In a cell culture model of highly metastatic, triple-negative breast cancer, the stress hormone adrenaline acted on breast cancer cells via the cell surface beta2-adrenoceptor to promote disease growth and invasion. Because beta-blockers were found to decrease breast cancer cell growth, these results further suggest that beta-blockers might be helpful as adjuvant therapy for patients with aggressive breast cancer. 1
Triple-negative breast cancers do not express human epidermal growth factor receptor 2 (HER2), estrogen receptor, or progesterone receptor. As most breast cancer therapies target 1 of these 3 receptors, triple-negative breast cancers typically require combination therapies and more aggressive treatment. Triple-negative breast cancer accounts for approximately 20% of all breast cancers.

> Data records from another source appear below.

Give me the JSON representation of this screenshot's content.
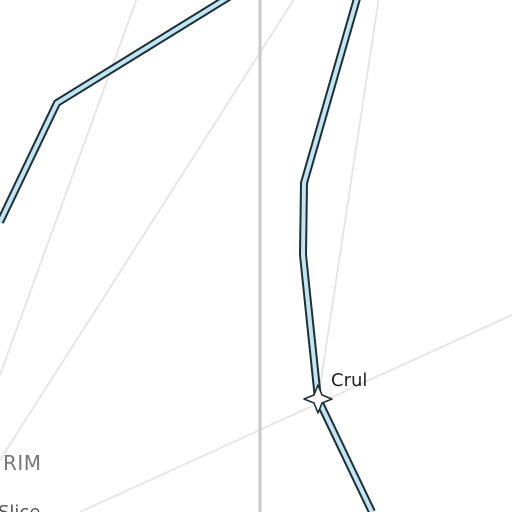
{
  "map": {
    "background_color": "#ffffff",
    "grid_line_color": "#e6e6e6",
    "divider_line_color": "#c8c8c8",
    "route_fill_color": "#bfe6f2",
    "route_outline_color": "#1f2f36",
    "places": [
      {
        "name": "Crul",
        "icon": "star-marker-icon"
      }
    ],
    "region_label": "RIM",
    "partial_label": "Slice"
  }
}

This research found that breast cancer growth and invasion was driven by a positive cAMP-calcium feed-forward loop. The loop was activated by beta2-adrenoceptor. Therefore, administering adrenaline to the breast cancer cells activated the beta2-adrenoceptor, resulting in cells that were progrowth and invasive.
“Activation of the sympathetic nervous system by stress increases breast cancer metastasis in vivo,” the researchers reported.

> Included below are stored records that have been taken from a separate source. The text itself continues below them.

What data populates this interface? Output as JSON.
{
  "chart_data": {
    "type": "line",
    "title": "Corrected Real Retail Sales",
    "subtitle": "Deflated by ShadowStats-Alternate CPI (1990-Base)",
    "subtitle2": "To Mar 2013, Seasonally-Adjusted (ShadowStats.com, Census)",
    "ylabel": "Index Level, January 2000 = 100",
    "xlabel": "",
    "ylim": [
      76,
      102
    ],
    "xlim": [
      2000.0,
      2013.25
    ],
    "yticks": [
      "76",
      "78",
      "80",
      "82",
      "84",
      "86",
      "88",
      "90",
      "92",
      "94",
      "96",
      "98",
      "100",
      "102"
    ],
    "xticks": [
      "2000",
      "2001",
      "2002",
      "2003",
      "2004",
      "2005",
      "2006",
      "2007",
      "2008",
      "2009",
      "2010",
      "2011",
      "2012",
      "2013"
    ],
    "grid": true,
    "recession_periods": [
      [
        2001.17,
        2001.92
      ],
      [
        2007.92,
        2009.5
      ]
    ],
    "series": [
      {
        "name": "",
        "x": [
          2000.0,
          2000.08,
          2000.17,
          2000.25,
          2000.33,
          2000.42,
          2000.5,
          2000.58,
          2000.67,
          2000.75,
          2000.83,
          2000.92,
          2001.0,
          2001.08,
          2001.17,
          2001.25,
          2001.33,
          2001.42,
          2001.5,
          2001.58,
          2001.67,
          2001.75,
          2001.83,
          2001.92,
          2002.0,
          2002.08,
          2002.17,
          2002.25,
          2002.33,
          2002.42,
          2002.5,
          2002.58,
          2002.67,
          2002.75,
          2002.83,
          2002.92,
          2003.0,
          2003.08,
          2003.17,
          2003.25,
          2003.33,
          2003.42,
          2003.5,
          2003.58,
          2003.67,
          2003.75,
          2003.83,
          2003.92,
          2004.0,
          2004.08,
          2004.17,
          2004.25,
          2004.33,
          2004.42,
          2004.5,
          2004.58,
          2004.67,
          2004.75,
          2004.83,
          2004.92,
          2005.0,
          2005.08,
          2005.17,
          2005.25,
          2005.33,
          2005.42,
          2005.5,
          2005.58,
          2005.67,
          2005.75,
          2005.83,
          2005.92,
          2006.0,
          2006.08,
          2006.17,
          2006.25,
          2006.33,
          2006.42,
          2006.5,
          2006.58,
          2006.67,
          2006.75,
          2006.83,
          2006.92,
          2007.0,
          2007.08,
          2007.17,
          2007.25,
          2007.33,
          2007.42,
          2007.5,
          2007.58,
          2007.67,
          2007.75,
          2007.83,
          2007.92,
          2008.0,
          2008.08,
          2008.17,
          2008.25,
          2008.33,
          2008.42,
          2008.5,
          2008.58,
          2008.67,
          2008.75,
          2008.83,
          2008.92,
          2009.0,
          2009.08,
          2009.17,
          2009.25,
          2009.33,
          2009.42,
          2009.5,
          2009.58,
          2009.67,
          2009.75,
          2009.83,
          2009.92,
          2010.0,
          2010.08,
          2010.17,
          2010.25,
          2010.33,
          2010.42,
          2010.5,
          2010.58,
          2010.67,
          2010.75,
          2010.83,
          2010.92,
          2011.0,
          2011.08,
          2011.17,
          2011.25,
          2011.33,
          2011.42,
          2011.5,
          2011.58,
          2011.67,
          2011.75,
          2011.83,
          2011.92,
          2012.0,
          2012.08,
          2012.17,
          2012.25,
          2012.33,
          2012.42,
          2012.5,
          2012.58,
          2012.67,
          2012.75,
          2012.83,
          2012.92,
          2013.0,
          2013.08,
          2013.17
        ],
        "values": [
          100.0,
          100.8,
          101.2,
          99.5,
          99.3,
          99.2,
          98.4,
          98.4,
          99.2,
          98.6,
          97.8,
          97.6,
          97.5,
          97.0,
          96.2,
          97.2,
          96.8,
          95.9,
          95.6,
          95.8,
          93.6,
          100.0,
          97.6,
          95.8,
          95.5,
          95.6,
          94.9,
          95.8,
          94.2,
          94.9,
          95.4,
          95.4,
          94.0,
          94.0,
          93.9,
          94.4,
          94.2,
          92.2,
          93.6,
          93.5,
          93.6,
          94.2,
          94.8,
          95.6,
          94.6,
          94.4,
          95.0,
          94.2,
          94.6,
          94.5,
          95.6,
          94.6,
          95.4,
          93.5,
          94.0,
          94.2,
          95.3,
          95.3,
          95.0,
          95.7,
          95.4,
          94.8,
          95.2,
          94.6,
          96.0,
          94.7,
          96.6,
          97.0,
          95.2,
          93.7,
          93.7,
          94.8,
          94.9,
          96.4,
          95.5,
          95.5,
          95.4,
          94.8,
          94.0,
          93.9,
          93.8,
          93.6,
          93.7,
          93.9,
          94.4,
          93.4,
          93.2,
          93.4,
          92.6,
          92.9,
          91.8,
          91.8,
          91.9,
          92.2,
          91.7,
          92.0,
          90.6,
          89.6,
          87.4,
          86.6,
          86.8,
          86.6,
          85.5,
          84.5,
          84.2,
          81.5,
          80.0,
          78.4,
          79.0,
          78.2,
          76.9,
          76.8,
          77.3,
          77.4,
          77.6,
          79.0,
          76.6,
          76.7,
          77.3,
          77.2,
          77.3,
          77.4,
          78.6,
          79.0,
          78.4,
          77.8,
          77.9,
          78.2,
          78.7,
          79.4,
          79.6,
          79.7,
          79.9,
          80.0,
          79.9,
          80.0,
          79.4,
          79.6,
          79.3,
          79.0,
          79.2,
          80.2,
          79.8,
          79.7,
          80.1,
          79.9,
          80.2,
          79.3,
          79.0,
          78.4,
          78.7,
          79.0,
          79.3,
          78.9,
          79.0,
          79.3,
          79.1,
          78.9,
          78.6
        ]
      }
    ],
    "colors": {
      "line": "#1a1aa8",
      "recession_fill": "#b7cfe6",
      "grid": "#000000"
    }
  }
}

Researchers applied adrenaline, a hormone produced during stressful situations, or beta-blocker medication, to aggressive, triple-negative breast cancer cells (the MDA-MB-231HM cell line). Adrenaline administration promoted growth via a cAMP-calcium feed-forward loop. Beta-blocker administration, on the other hand, decreased invasion of the cells. In this model, invasion is indicative of growth and metastasis.
“Previous studies have linked increased stress with accelerated onset of metastasis in some forms of breast cancer,” said Michelle L. Halls, PhD, of the Monash Institute of Pharmaceutical Sciences at Monash University in Parkville, Victoria, Australia, and study leader.

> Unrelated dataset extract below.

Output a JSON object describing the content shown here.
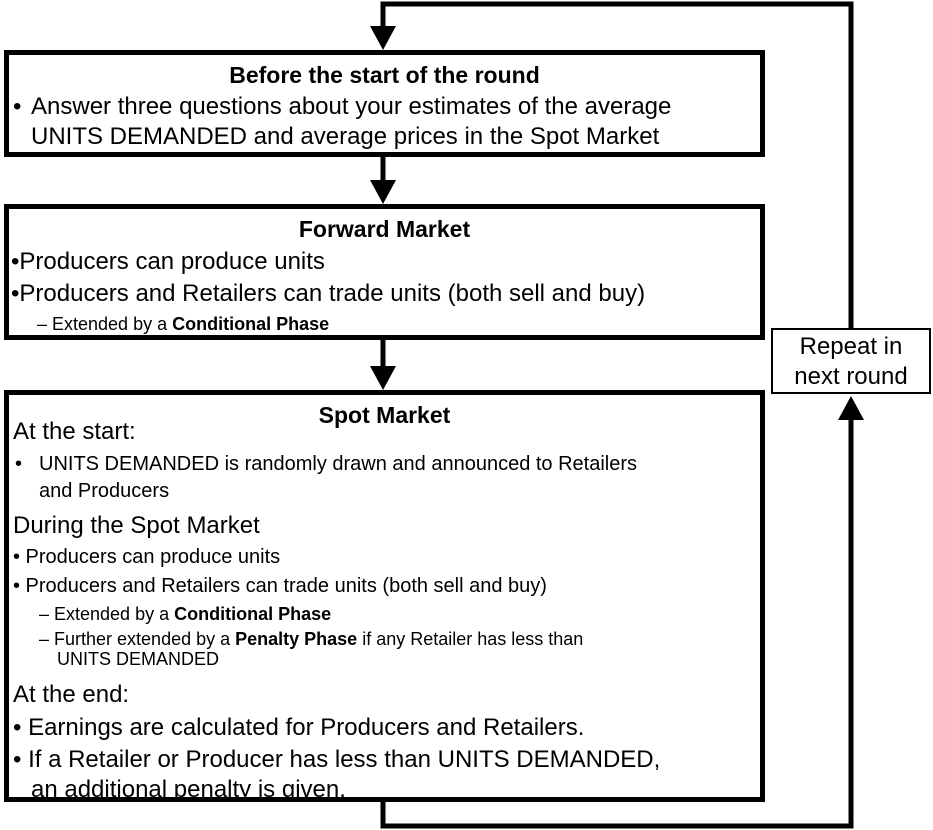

“By understanding how stress accelerates invasion in aggressive breast tumor cells, this work will inform future studies into whether beta-blockers could be a useful adjuvant therapy in the treatment of some aggressive breast cancers.”
1. Pon CK, Lane JR, Sloan EK, Halls ML. The beta2-adrenoceptor activates a positive cAMP-calcium feedforward loop to drive breast cancer cell invasion. FASEB J. doi:10.1096/fj.15-277798.